Apa tidak salah kudengar? Kau, menikah?
Hari itu adalah hari dimana hidupku berubah menjadi kelabu. Dalam sekejap seluruh semesta menjadi hancur lebur tak menentu. Benteng penghalang yang senantiasa melindungiku dari petaka sial juga ikut lenyap tanpa sisa. Aku pun kehilangan konsentrasi menyelesaikan tupoksi kerjaku kali ini. Pekerjaan rumit yang sedari pagi dieksplorasi, terbuyarkan dengan berita aktual yang tidak ingin kudengar sama sekali. Kendati matahari telah mengalami pergeseran titik orbit hingga merubah warna rona langit menjadi lebih jingga; membuatku terlupa pada suasana. Menyadari bahwa kabar yang tak seharusnya kutahu itu telah tiba mengetuk pintu rumahku, menjadikan alasan mengapa otakku kini serasa beku. Berbagai isi pesan mulai kuterima dari beberapa rekan yang menanyakan keadaan atau hanya sekadar membagi apa yang mereka temukan. Secara tiba-tiba notifikasiku dipenuhi dengan aduan laporan yang berisi tentang sebuah isu yang sama. Kau, menikah.
Rasanya ingin sekali ada seseorang berjalan menghampiriku, menepuk pundak, kemudian berbisik ditelinga seraya berkata bahwasanya kabar ini hanyalah lelucon belaka. Karna aku sangat memahami, sejak dulu kau memang kerap menjadi model penata rias pengantin. Barangkali kupikir, ini hanyalah satu dari banyaknya aktivitas yang sudah sering kau lakukan. Bahkan jika ada seseorang yang membercandaiku dengan kata 'April Mob' pada penghujung bulan ini akan lebih menyenangkan hati kecilku untuk menerima dan mempercayainya. Namun kenyataan yang terjadi saat ini, berbanding terbalik dengan realitas yang lebih buruk dari mimpi.
Bahkan dengan segala luka yang merobek dada, aku tak pernah mampu menunjukmu sebagai penyebabnya. Kau masih terlihat indah diantara banyak suara yang memintaku berhenti mencintai luka. Gila juga ya? Betapa manusia bisa begitu keras kepala bertahan pada hal-hal yang sebenarnya tak pernah menjadi miliknya.

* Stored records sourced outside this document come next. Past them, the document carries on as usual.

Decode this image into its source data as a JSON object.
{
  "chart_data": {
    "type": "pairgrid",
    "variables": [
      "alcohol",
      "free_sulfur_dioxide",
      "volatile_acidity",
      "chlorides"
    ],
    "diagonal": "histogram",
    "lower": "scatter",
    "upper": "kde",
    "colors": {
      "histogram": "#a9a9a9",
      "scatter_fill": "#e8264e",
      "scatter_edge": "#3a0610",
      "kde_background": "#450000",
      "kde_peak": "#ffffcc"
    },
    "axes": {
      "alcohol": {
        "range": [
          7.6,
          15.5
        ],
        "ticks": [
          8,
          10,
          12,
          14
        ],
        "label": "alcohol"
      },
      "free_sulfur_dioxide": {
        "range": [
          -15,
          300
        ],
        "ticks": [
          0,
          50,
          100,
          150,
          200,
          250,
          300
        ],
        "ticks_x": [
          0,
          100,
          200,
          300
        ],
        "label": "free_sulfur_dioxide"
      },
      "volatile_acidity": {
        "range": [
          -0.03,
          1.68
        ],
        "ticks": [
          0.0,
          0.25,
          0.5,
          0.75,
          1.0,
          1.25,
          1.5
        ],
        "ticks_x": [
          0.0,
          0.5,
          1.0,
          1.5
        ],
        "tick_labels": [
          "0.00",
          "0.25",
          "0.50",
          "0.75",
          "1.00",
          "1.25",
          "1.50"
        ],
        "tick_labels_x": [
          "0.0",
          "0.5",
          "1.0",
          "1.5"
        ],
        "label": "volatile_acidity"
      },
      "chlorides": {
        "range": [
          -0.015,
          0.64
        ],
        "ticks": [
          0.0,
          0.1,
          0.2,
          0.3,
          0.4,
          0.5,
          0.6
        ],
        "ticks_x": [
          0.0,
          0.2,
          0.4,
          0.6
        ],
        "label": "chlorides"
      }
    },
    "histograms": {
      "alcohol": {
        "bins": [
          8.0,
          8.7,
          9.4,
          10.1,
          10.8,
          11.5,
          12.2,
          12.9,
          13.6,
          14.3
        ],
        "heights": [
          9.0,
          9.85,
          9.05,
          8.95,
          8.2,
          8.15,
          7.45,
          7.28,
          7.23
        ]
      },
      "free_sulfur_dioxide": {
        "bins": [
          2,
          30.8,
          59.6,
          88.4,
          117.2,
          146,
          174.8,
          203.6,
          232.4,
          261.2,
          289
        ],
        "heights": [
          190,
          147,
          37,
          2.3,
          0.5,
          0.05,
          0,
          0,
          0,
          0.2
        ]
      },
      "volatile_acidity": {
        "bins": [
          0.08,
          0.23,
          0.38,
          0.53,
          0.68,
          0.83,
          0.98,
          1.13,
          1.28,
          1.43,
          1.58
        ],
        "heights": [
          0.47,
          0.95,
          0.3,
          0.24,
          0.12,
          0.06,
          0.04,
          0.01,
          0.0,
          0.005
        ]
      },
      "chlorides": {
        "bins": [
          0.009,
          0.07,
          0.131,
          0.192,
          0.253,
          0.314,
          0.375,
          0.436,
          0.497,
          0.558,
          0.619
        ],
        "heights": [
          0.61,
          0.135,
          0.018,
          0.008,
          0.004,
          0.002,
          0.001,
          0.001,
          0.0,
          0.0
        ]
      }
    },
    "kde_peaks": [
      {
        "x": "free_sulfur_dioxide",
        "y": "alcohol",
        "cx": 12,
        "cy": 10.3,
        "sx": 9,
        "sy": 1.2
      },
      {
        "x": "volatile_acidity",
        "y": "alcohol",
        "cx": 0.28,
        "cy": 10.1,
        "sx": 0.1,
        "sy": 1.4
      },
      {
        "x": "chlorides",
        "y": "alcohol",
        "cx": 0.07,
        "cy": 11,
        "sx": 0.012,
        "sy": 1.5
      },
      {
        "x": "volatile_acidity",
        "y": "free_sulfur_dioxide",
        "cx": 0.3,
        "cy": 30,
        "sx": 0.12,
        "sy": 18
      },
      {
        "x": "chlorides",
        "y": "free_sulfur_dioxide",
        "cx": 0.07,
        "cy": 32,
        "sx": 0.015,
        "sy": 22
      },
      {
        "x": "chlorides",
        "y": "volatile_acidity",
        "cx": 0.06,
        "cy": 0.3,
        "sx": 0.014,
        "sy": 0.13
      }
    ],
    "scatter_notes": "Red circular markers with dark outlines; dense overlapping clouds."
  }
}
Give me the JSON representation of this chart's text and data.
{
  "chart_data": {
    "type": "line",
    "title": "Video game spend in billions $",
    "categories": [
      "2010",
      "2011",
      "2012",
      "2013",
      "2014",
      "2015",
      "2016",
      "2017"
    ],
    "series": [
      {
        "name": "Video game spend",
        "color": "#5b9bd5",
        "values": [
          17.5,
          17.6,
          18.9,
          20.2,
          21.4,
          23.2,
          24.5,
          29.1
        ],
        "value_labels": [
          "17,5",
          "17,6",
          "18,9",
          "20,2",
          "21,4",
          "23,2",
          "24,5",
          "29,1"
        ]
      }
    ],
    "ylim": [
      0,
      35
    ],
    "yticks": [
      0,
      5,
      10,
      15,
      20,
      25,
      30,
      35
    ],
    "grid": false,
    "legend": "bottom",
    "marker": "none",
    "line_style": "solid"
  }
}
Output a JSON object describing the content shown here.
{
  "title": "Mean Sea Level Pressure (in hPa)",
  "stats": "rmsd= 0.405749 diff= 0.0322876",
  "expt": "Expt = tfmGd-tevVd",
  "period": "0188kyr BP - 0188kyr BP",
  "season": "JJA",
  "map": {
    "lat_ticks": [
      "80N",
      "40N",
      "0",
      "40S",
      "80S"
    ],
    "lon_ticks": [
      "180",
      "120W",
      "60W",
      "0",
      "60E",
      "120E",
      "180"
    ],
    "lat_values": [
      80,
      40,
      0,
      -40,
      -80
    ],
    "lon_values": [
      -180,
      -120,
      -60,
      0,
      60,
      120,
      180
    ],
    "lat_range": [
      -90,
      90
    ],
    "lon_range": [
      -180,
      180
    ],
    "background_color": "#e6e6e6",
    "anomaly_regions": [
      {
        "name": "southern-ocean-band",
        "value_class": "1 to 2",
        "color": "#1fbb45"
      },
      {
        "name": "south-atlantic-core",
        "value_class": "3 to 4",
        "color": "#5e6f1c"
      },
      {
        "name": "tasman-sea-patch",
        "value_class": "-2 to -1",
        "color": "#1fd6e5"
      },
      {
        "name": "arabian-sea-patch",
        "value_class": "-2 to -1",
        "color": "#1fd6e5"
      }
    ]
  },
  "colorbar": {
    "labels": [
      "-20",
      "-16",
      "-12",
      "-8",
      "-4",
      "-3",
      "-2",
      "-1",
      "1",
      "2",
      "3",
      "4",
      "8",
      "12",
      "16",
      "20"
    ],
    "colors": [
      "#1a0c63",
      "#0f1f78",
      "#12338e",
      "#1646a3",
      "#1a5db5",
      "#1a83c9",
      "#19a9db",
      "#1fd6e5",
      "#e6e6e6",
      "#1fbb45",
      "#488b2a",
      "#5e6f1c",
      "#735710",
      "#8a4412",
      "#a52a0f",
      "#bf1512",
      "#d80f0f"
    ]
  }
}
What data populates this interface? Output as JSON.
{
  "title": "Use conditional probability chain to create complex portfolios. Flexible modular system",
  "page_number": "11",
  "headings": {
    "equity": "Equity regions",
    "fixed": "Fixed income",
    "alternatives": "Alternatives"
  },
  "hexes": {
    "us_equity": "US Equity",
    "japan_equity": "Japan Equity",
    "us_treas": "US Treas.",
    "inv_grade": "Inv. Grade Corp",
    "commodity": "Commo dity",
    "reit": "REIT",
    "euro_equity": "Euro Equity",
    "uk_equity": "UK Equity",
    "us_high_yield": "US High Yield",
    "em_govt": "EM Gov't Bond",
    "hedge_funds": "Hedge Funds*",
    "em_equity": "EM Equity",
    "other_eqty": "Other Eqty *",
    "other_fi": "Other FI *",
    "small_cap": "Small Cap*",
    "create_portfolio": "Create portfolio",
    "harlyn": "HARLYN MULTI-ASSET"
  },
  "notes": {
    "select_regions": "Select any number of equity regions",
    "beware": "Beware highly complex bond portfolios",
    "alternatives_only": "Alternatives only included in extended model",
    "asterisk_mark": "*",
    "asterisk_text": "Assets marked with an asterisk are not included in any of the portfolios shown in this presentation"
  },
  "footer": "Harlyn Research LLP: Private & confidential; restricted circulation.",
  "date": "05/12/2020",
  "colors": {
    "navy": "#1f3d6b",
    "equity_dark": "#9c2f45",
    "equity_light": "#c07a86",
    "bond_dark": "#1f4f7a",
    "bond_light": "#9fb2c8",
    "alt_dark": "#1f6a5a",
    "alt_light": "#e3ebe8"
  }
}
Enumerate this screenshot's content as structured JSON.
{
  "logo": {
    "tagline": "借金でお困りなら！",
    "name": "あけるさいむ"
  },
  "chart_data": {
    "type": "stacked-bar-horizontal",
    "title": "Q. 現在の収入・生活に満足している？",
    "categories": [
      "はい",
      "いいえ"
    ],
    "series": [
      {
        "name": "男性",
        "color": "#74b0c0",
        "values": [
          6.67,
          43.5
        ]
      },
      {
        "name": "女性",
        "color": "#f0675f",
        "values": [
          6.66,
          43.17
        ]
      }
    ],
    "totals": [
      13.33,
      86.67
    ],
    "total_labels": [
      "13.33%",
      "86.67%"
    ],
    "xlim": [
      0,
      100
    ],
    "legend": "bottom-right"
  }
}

Hujan dimataku menolak reda. Akupun tak yakin untuk siapa isak tangis ini? Untukmu ataukah untuk diriku sendiri. Karna kebenaran yang terjadi saat ini bukanlah sesuatu yang tak bisa diprediksi. Pada dasarnya diusiaku yang kini mulai menginjak seperempat abad, menjadi masuk akal bagimu yang berada 4 musim lebih jauh dari rentang usiaku memiliki kerentanan dengan putusan menikah. Malah seharusnya aku dapat mentolerir hal itu tanpa pola. Lebih-lebih selama periode waktu yang terhabiskan tanpamu sudah sepatutnya aku perlu menyadari bahwa memang telah sejak lama posisiku terganti.
Selamat!
Padahal baru sepertiga jalan ditahun ini aku sudah harus menyiapkan kembali apa-apa yang perlu dikemasi tuk menghadapi keadaan diluar kendali. Beberapa orang mungkin akan memilih menyerah, tapi tidak denganku. Aku akan terus berjalan meski diiringi dengan ketakutan. Bagaimanapun kau adalah seorang pertama yang mengajarkanku apa arti keberanian. Jika di kehidupan yang hanya sekali ini aku tidak dapat bersamamu; maka tak mengapa. Lagipula jauh sebelum itu aku pernah berkata kebahagiaanmu adalah kebahagiaanku juga. Kendati hantaran kabar ini cukup memberikan luka yang menyayat, maka biarkanku tenggelam dengan lukaku untuk sesaat. Semoga momen hilangmu kali ini dapat segera kuterima dengan sukarela. Dan 'meskipun terlambat' selamat menjalani kehidupan sempurna yang dulu sangat kuimpikan kita bisa berdiri disana.